“Goedemiddag, is deze plaats nog vrij?”, vroeg de dikke man die tegenover me stond. Ik keek op van mijn lunch. Zijn gedateerde blauwe pak zat te strak en zag er sjofel uit. Hij droeg een dienblad gevuld met een kom mosterdsoep, drie broodjes, twee kroketten, een gehaktbal en een fles bier. Als dit zijn lunch is, hoe ziet zijn diner er dan uit? vroeg ik me af.
“Jazeker, ga zitten en eet smakelijk”, zei ik.
Dat deed hij en toen hij zat zei hij: “Dank je. Ook smakelijk eten. Mijn naam is Rudy de Slufter.”

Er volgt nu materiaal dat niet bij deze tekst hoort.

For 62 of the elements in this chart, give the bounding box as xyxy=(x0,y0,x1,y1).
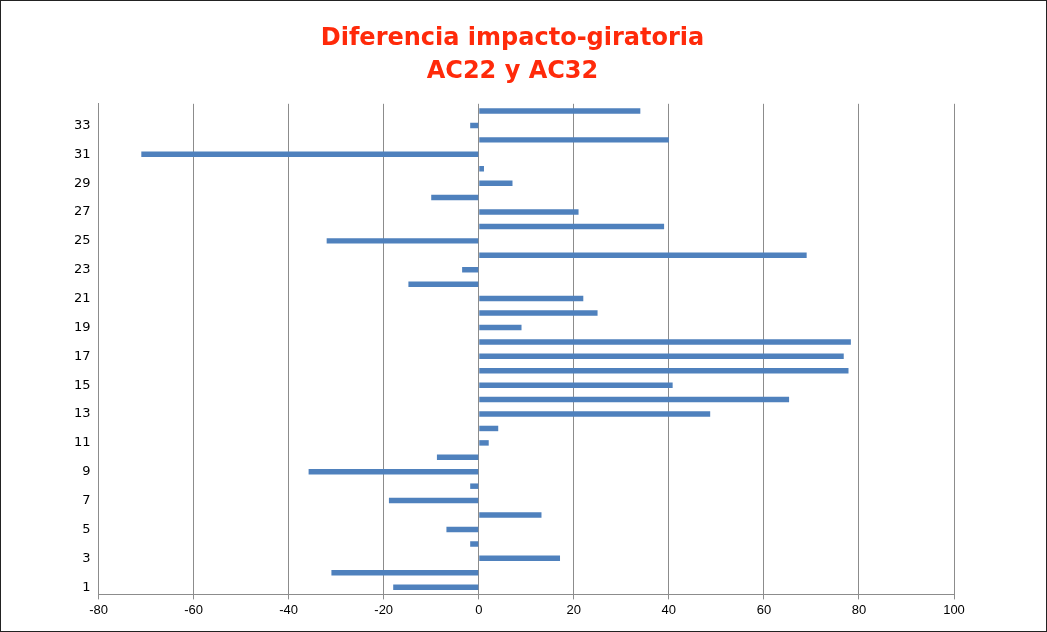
y-tick-label: 33 xyxy=(74,116,91,132)
y-tick-label: 5 xyxy=(82,520,91,536)
chart-title: Diferencia impacto-giratoria AC22 y AC32 xyxy=(320,23,705,84)
x-tick-label: 20 xyxy=(566,601,582,617)
y-tick-label: 15 xyxy=(74,376,91,392)
bar xyxy=(141,151,479,158)
bar xyxy=(479,411,711,417)
y-tick-label: 11 xyxy=(74,434,91,450)
bar xyxy=(462,267,479,273)
x-tick-label: -20 xyxy=(374,601,394,617)
y-tick-label: 27 xyxy=(74,203,91,219)
bar xyxy=(393,584,479,590)
x-tick-label: -60 xyxy=(184,601,203,617)
bar xyxy=(479,165,484,172)
bar xyxy=(479,382,673,388)
y-tick-label: 19 xyxy=(74,318,91,334)
x-tick-label: 100 xyxy=(943,601,965,617)
bar xyxy=(479,368,849,374)
bar xyxy=(331,570,479,576)
bar xyxy=(479,425,499,432)
x-tick-label: -80 xyxy=(89,601,108,617)
bar xyxy=(479,223,665,230)
bar xyxy=(479,252,807,259)
bar xyxy=(479,324,522,331)
y-tick-label: 31 xyxy=(74,145,91,161)
bar xyxy=(479,108,641,114)
x-tick-label: 60 xyxy=(756,601,772,617)
bar xyxy=(479,137,669,143)
bar xyxy=(470,122,479,129)
y-tick-label: 1 xyxy=(82,578,91,594)
bar xyxy=(479,555,561,562)
bar xyxy=(436,454,479,461)
y-tick-label: 23 xyxy=(74,261,91,277)
bar xyxy=(479,353,844,360)
y-tick-label: 21 xyxy=(74,289,91,305)
x-tick-label: 40 xyxy=(661,601,677,617)
bar xyxy=(446,526,479,533)
bar xyxy=(479,440,489,446)
bar xyxy=(479,180,513,186)
y-tick-label: 3 xyxy=(82,549,91,565)
x-tick-label: 80 xyxy=(851,601,867,617)
y-tick-label: 29 xyxy=(74,174,91,190)
bar xyxy=(431,194,479,201)
y-tick-label: 13 xyxy=(74,405,91,421)
bar xyxy=(479,396,790,403)
bar xyxy=(408,281,479,287)
bar xyxy=(470,483,479,489)
x-tick-label: -40 xyxy=(279,601,299,617)
y-tick-label: 25 xyxy=(74,232,91,248)
bar xyxy=(388,497,479,504)
bar xyxy=(479,512,542,518)
y-tick-label: 7 xyxy=(82,491,91,507)
bar xyxy=(479,310,598,316)
x-tick-label: 0 xyxy=(475,601,483,617)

Een schok trok door me heen, door die naam herkende ik hem ineens. Rudy de Hufter noemden wij hem op het schoolplein, de beruchte zoon van de schooldirecteur. Hij terroriseerde het plein met zijn kutgeintjes. Jarenlang heeft hij ons straffeloos getreiterd. Bril kapot trappen, laten struikelen, zand in je kraag gooien, je boterhammen afpakken. Ik haatte hem, maar was ook bang voor hem. Ik was vroeger veel dikker dan nu, droeg een bril en was een angsthaas. Tegenwoordig ben ik zelfverzekerd, in vorm – ik loop zelfs marathons – en draag ik lenzen.
Hij herkent me niet, dacht ik en in een reflex besloot ik een valse naam op te geven. “Dank je, ik heet Erik de Zwart.”
Daar zaten we dan in de pauze van de jaarlijkse drogisterijbeurs. Hij was lekker aan het eten, ik was een beetje ongemakkelijk. Het gesprek zal de gebruikelijke koetjes en kalfjes aangehaald hebben, daar weet ik niks meer van.Ik was bang dat hij me toch zou herkennen, maar ik moest mezelf wel vermannen. Na de pauze zou ik ons product gaan presenteren en daar hing veel van af, dat mocht niet mis gaan.
Dat product heb ik samen met een studiegenoot uitgedacht. Ik was na de HAVO scheikunde gaan studeren en heb na die studie met hem een bedrijf opgericht. In de loop van een aantal jaren hebben we een laxeermiddel ontwikkeld dat we Superlax Turbo hebben genoemd. Op deze beurs ging ik het voor het eerst promoten. Het werkt erg goed. Zo goed, dat ik dacht dat je er ook de gootsteen mee kon ontstoppen.
“Excuses,” zei hij, “ik moet even naar het toilet.”
Toepasselijk, dacht ik en kreeg een beeld van Rudy zittend op de pot. Broek op zijn hielen, smartphone in de hand. Dat deed een idee ontstaan. Ik bukte en pakte een flesje Superlax Turbo uit mijn tas. ‘Niet meer dan één theelepel per dag’ waarschuwde het etiket. Ik draaide de dop los en goot het halve flesje in zijn soep.
Eet smakelijk Rudy, dacht ik, eet smakelijk en ik moest glimlachen.